The 3D-Navier Stokes equations can be stabilized by tangential boundary controller that moreover are finite dimensional. We also present stabilization results for the Boussinesq system. This is joint work with I. Lasiecka and B. Priysad.

We consider a system consisting of a nonlinear advection-diffusion equation coupled with an elastically supported Mindlin-type plate equation with time as a parameter. This type of a system arises in the context of geomorphology and geodynamics applications to landscape evolution modeling. The advection-diffusion equation describes changes in landscape surface elevation in response to fluvial and hillslope bedrock erosion and uplift relative to magma emplacement. The proposed elastically supported Mindlin-type plate equation is used to capture uplift-rate deformation associated with magmatic intrusions. We establish the existence, uniqueness, and continuous dependence on data of a global weak solution to the coupled system. The proof is based on the Faedo-Galekin technique with a compactness argument, energy estimates derived by means of a Gronwall-type argument, and the energy method combined with the penalty function technique. Using the semigroup approach, we also obtain a unique local strong solution to the initial-boundary value problem for the advection-diffusion equation given surface uplift as data. This is joint work with Luther W. White, Oregon Applied Mathematics Institute.

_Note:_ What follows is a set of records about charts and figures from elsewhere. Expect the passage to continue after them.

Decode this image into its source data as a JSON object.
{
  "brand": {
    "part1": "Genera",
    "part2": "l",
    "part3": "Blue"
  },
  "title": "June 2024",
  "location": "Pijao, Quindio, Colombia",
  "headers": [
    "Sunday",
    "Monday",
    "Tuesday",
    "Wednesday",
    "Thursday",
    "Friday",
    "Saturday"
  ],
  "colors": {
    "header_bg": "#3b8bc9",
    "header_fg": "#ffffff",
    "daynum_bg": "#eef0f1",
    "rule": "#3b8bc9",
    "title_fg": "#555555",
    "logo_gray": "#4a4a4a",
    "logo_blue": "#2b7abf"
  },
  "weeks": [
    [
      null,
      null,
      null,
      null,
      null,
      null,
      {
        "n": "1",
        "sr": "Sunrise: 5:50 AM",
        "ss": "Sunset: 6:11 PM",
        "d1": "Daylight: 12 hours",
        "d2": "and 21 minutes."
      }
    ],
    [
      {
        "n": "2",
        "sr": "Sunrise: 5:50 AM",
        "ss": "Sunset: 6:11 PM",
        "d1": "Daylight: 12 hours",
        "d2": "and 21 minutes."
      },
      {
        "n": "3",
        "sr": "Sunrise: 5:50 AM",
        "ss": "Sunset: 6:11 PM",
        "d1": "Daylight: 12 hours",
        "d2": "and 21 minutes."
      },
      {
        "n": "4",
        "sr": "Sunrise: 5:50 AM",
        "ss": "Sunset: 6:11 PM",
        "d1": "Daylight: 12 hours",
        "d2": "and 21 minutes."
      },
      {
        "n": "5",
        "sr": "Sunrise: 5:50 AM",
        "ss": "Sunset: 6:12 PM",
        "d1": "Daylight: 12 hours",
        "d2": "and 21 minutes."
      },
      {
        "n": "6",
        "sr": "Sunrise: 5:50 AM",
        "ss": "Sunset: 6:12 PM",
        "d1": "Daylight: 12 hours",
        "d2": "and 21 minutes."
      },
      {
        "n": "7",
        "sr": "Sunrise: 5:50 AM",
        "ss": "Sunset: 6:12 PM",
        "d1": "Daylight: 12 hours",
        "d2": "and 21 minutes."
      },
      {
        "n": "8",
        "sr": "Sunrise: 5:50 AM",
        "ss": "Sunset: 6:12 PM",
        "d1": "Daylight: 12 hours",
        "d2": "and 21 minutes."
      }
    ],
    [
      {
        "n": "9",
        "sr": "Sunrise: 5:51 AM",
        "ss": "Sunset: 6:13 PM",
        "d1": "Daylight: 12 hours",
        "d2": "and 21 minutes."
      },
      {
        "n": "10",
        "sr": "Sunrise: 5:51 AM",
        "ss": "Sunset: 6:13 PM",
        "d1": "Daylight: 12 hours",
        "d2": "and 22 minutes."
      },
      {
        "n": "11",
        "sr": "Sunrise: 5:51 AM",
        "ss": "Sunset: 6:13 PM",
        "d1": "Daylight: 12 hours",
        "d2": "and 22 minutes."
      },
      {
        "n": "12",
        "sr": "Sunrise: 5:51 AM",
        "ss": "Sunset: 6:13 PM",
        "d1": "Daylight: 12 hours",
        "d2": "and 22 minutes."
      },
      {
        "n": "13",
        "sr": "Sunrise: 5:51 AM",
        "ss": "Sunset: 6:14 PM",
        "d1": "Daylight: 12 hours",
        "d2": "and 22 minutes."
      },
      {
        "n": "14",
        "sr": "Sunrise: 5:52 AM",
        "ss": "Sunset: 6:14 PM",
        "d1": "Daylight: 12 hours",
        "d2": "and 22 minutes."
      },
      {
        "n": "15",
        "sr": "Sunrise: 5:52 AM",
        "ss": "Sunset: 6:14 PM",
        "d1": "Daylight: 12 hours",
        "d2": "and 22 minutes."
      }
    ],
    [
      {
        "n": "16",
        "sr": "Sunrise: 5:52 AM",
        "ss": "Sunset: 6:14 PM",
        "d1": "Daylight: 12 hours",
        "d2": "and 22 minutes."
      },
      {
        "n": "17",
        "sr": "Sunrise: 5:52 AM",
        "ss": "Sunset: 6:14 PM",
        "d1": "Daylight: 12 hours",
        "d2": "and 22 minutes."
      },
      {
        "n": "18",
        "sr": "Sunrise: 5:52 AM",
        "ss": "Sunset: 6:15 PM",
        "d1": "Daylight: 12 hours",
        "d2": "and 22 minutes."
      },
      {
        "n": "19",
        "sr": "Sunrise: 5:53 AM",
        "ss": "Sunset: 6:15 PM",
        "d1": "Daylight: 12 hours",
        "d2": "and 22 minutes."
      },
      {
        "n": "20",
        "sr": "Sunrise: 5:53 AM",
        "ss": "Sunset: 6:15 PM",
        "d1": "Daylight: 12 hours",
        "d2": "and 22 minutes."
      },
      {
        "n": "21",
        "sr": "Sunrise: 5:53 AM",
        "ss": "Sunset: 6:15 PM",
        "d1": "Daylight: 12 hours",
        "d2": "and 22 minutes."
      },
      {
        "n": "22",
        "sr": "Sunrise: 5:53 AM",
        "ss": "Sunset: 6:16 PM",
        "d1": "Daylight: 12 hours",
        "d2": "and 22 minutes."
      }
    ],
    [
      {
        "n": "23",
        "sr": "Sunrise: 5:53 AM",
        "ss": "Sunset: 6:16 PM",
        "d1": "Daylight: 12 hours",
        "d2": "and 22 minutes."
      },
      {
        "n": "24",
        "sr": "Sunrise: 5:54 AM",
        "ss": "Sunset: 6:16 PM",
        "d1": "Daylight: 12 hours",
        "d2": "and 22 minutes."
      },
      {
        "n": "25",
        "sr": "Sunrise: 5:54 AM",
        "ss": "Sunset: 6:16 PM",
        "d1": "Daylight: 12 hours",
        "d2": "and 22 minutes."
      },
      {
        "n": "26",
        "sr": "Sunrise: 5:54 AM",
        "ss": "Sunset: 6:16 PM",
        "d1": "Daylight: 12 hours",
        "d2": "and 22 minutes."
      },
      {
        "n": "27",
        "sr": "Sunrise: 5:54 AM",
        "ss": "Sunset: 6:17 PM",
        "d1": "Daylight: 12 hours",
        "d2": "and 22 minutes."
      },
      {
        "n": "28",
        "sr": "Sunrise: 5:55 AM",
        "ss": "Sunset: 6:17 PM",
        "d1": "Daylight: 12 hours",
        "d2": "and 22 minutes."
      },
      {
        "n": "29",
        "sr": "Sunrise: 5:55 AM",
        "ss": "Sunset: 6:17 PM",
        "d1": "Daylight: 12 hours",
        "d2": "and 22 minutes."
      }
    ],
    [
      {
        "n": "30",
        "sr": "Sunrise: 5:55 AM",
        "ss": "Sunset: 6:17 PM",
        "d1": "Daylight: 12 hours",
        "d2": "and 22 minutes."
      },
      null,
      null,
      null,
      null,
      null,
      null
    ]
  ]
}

The initial value problem for nonlinear evolution equations has been studied extensively and from many points of view over the last fifty years. To the contrary, initial-boundary value problems for these equations remain widely unexplored despite the fact that such problems arise naturally in applications. This talk is concerned with a new approach for the well-posedness of nonlinear initial-boundary value problems, which combines the linear solution formulae produced via the unified transform method of Fokas with suitably adapted harmonic analysis techniques. Concrete examples to be discussed include the nonlinear Schrödinger and Korteweg-de Vries equations, as well as a reaction-diffusion equation with power nonlinearity, formulated either on the half-line or on a finite interval.

The Kuramoto-Sivashinsky equation (KSE) is a highly chaotic dynamical system that arises in flame fronts, plasmas, crytral growth, and many other phenomena. Due to its lack of a maximum principle, the KSE is often studied as an analogue to the 3D Navier-Stokes equations (NSE). Much progress has been made on the 1D KSE since roughly 1984, but for the 2D KSE, even global well-posedness remains a major open question. In analogy with regularizations of the 3D NSE, we present modifications of the 2D KSE which allow for global well-posedness, while still retaiing many imporant features of the 2D KSE. However, as has been demonstrated recently by Kostianko, Titi, and Zelik, standard regularizations, that work well for Navier-Stokes, fail when applied to even the 1D KSE. Thus, we present entirely new types of modification for the 2D KSE. This talk will describe key ideas of the analysis, and also show many colorful movies of solutions.

Flutter is a self-excitation instability of an elastic structure surrounding fluid flow. Motivated by piezoelectric energy harvesting, we consider the large deflections of an inextensible cantilever. Mathematically, there is minimum rigorous analysis of this recent PDE model. For the large deflections of the cantilever, nonlinear restoring forces are present due to the inextensibility constraint (rather than local stretching). This results both nonlinear stiffness and inertia terms which lead to quasilinear and nonlocal equations. To obtain existence of solutions, we utilize the Galerkin procedure with cantilever modes. Due to the nonlinearity, there is no natural weak formulation, and identifying weak limits requires additional compactness, forcing higher topologies for smooth data. The addition of strong (Kelvin-Voigt) structural damping is necessary in order to obtain any a-priori estimates when nonlocal inertia is included. Local existence of strong solutions for the full system is then obtained. Uniqueness follows from a novel decomposition of the dynamics.

In accurately simulating turbulent flows, two major difficulties arise before the simulation begins; namely the problem of determining the initial state of the flow, and the problem of estimating the parameters. Data assimilation helps to resolve the first problem by eliminating the need for complete knowledge of the initial state. It incorporates incoming data into the equations, driving the simulation to the correct solution. Recently, a promising new data assimilation algorithm (the AOT algorithm) has been proposed by Azouani, Olson, and Titi, which uses a feedback control term to incorporate observations at the PDE level. This talk is focused on using the AOT algorithm in the context of measurements devices which move in time, such as satellites or drones. We find that, in the context of the Allen Cahn equation, by moving the sampling points dynamically, we can greatly reduce the number of sampling points required, while achieving better accuracy.